For hundreds of thousands of merchants, “Amazon represents 20 or 30% of their sales and they could not recover it through other sales channels if they stopped selling there”, points to the document. The influence of the giant can be even more relevant for small businesses and third parties, who can generate between 80 and 100% of their profits offering their products there. “Amazon is not loved by sellers, but they are trapped in the platform. You have no choice but to make a pact with the devil,” says a company competitor, who was not quoted, in an internal memo.
According to the local prosecutor’s office, Amazon offers any seller who wants to have access to the platform a Business Solutions Agreement contract. One of the requirements of this is that “purchase prices and other conditions are at least as favorable for users of Amazon sites.” Bonta and his legal team consider this to mean that this petition is a “prohibition to offer products on Amazon for a price lower than those offered by them.”
According to the prosecutor, Amazon knows full well that merchants cannot afford to say no to deals that inflate prices. “Other e-commerce platforms can’t compete on price, so consumers go to Amazon as their one stop shop for all their purchases.

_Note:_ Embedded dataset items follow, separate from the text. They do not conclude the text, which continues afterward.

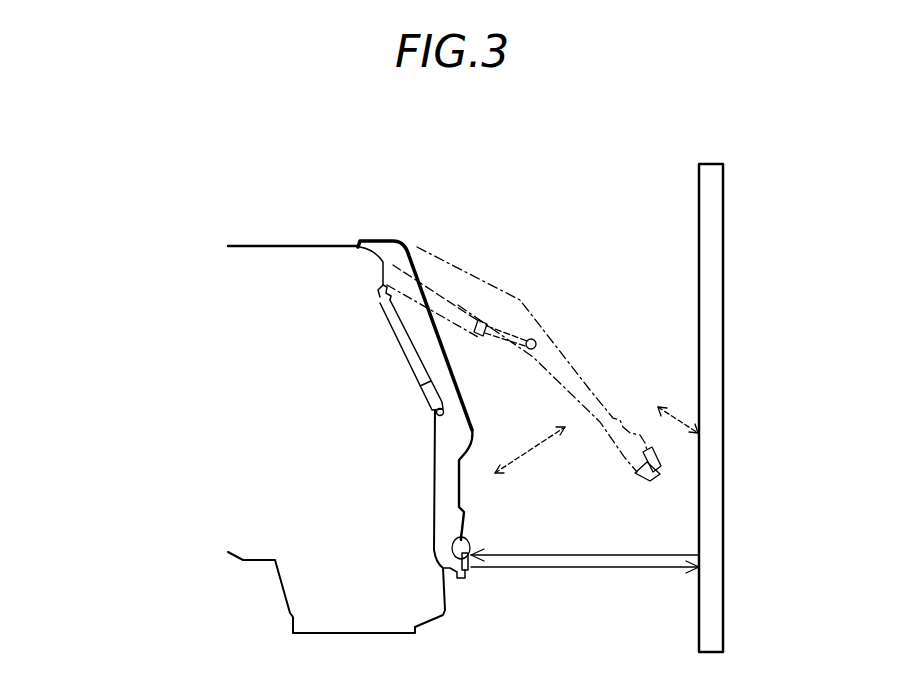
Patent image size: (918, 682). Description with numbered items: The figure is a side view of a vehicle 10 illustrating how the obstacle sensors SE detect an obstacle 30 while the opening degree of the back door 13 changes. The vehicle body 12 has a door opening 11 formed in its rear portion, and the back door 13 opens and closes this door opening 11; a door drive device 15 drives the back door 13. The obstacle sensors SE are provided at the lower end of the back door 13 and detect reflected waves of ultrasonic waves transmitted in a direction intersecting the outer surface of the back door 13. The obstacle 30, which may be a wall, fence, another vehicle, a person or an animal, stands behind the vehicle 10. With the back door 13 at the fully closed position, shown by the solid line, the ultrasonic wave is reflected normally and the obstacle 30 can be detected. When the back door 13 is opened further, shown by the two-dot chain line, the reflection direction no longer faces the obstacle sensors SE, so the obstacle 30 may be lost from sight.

The vehicle 10 is at (176, 165).
The door opening 11 is at (436, 484).
The vehicle body 12 is at (291, 246).
The back door 13 is at (418, 246).
The door drive device 15 is at (403, 325).
The obstacle 30 is at (723, 598).
The obstacle sensors SE is at (468, 540).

This perpetuates its dominant position in the market, allowing the company to make unsustainable demands on merchants”, explained the prosecutor. A consumer advocacy organization claimed in a December 2021 report that Amazon pockets 34% of every transaction made on its platform. This percentage was 20% in 2018 and 19% in 2014. The average price that merchants pay just to offer a product increased by 28% since 2015.
California authorities cite among one of their examples a large supplier of electronic devices, whom they do not identify by name. This partnered with an Amazon competitor to offer a promotion with occasional discounts on some of its products. This forced the technology company to lower prices and match them on its pages. Behind the scenes, Amazon demanded $100,000 in compensation to maintain the expected profit margin. The seller was able to avoid direct payment, but accepted the purchase of advertising. Amazon’s demand for these compensations are made in high consumption seasons such as Black Friday or Cyber Monday, according to the prosecution. Merchants fear that refusing to pay could cause Amazon to withdraw their products or refuse to sell them at a time long expected to boost profits.
This is not the first lawsuit of this kind faced by the company. In May 2021, the District of Columbia, the capital of the country, initiated a process against Amazon for the same reason, although this defense did not include wholesale sellers. “These restrictions allow Amazon to build and maintain monopoly power,” local prosecutor Karl Racine said at the time. This complaint is being reviewed by the Federal Trade Commission, the European Union and a special legislative committee. Amazon then defended itself by ensuring that its policies seek to ensure that consumers are not affected by price premiums and that it added third parties to its platform, based mainly on the prices they offered and the speed of delivery. The process in California, however, is important because it is one of the most important markets within the United States.
According to California, Amazon’s dominance in warehousing and logistics operations is another barrier to entry for competitors. Bezos’s company has 10,000 trucks and its own fleet of planes, which enter and leave hundreds of warehouses that have been built in the country. “Amazon handles a parcel volume comparable to companies such as UPS, FedEx and the US Postal Service,” indicates the prosecution, which recalls that the company surpassed FedEx in market share two years ago thanks to the pandemic. In that same year, the company achieved its highest profit in its history with a net profit of 5.2 billion dollars.